Two teenage carers have joined a campaign to help raise awareness of their daily lives looking after relatives.
Kerry Owen, from Pegswood, juggles studying for her A-levels with looking after her mother and younger brother.
Now the 17-year-old is keen to highlight the strains and difficulties other youngsters in similar situations face in their every day lives and is working alongside national charity Fixers.
“I want my Fixers project to make more people aware of the responsibilities and strains being a young carer can have,” she said.
“My mum’s disability began when my little brother was born. For me it’s a 24/7 job, you can’t just say that you can’t do it one day.”
Kerry’s fellow Fixer, Daniel Reed, 17, from Cramlington, helps to care for his younger brother, who is autistic.
“One of the biggest worries I have is going to university, because that means I’m going to be living away or visiting infrequently,” he said.

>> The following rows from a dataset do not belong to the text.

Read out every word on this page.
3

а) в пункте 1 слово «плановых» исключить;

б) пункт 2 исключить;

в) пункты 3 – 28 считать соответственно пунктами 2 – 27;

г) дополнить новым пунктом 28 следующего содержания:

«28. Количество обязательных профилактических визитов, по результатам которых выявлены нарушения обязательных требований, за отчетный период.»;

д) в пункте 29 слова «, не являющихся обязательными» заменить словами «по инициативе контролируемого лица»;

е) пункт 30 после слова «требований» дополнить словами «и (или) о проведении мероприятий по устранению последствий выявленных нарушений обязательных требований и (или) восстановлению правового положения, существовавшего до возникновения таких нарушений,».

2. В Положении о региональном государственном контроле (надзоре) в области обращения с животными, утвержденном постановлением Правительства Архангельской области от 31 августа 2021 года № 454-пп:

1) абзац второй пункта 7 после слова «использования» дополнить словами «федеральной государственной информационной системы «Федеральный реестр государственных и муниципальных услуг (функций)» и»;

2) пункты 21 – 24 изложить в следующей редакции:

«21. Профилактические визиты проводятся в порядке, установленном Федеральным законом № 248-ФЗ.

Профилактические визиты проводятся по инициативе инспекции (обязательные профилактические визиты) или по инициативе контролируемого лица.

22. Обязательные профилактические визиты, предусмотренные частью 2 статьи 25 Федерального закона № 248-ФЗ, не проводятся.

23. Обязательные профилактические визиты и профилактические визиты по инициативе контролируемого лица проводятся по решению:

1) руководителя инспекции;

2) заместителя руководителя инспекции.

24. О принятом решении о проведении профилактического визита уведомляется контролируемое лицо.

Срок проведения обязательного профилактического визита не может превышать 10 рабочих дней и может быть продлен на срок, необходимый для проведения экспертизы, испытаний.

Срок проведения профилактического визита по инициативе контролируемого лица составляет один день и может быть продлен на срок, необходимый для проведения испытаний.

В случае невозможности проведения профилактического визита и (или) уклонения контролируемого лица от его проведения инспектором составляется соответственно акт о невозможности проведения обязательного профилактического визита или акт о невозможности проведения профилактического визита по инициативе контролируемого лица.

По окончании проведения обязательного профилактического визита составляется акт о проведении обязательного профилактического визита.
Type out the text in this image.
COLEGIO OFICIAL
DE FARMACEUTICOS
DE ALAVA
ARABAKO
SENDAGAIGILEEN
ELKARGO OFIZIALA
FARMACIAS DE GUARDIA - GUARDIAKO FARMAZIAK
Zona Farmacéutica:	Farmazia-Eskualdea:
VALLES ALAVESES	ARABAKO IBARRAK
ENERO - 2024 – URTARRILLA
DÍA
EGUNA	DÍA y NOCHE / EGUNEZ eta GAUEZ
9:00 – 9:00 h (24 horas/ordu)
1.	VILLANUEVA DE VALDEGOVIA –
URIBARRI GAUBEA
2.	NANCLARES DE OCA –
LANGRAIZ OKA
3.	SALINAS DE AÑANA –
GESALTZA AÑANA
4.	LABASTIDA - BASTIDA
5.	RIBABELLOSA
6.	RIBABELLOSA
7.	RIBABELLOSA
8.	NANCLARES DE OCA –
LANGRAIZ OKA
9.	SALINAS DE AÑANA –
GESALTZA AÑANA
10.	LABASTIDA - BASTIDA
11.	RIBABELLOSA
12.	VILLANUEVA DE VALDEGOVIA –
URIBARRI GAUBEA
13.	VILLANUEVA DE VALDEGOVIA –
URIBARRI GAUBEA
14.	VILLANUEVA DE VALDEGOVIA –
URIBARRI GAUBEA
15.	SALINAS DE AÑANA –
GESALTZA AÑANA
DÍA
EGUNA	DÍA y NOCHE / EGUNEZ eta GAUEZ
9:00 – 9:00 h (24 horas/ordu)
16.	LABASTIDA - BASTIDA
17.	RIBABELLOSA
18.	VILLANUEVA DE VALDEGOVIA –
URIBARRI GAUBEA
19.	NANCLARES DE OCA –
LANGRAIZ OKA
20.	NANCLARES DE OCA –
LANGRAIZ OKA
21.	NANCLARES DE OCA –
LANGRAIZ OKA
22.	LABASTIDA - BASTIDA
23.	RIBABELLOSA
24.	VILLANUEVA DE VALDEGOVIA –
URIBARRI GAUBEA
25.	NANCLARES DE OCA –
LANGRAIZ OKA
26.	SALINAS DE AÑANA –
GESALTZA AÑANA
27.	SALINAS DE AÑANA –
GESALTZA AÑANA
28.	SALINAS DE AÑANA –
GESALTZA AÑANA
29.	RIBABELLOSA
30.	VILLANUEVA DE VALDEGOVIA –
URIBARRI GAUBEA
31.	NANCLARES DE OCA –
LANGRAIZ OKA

“If he doesn’t see me, he starts to worry because he doesn’t know when I’m coming back,.
“Meeting other carers at groups dedicated to us allows me to talk to peers who understand.
“It helps me remember it’s OK to be a carer and it’s OK to talk about it.”
Now working with the national charity which supports young people to ‘fix the future’ on any issue which matters to them, Kerry and other young carers from the county are campaigning to create more awareness and understanding of what their lives are like.
Elizabeth Ashurst, family support and placement assistant at Northumberland County Council, added: “Young carers across Northumberland are an unknown quantity and a lot of children won’t tell other peers within a school setting.”
Thanks to a grant from the Big Lottery Fund, Fixers aims to work with a further 19,000 young people over the next three years.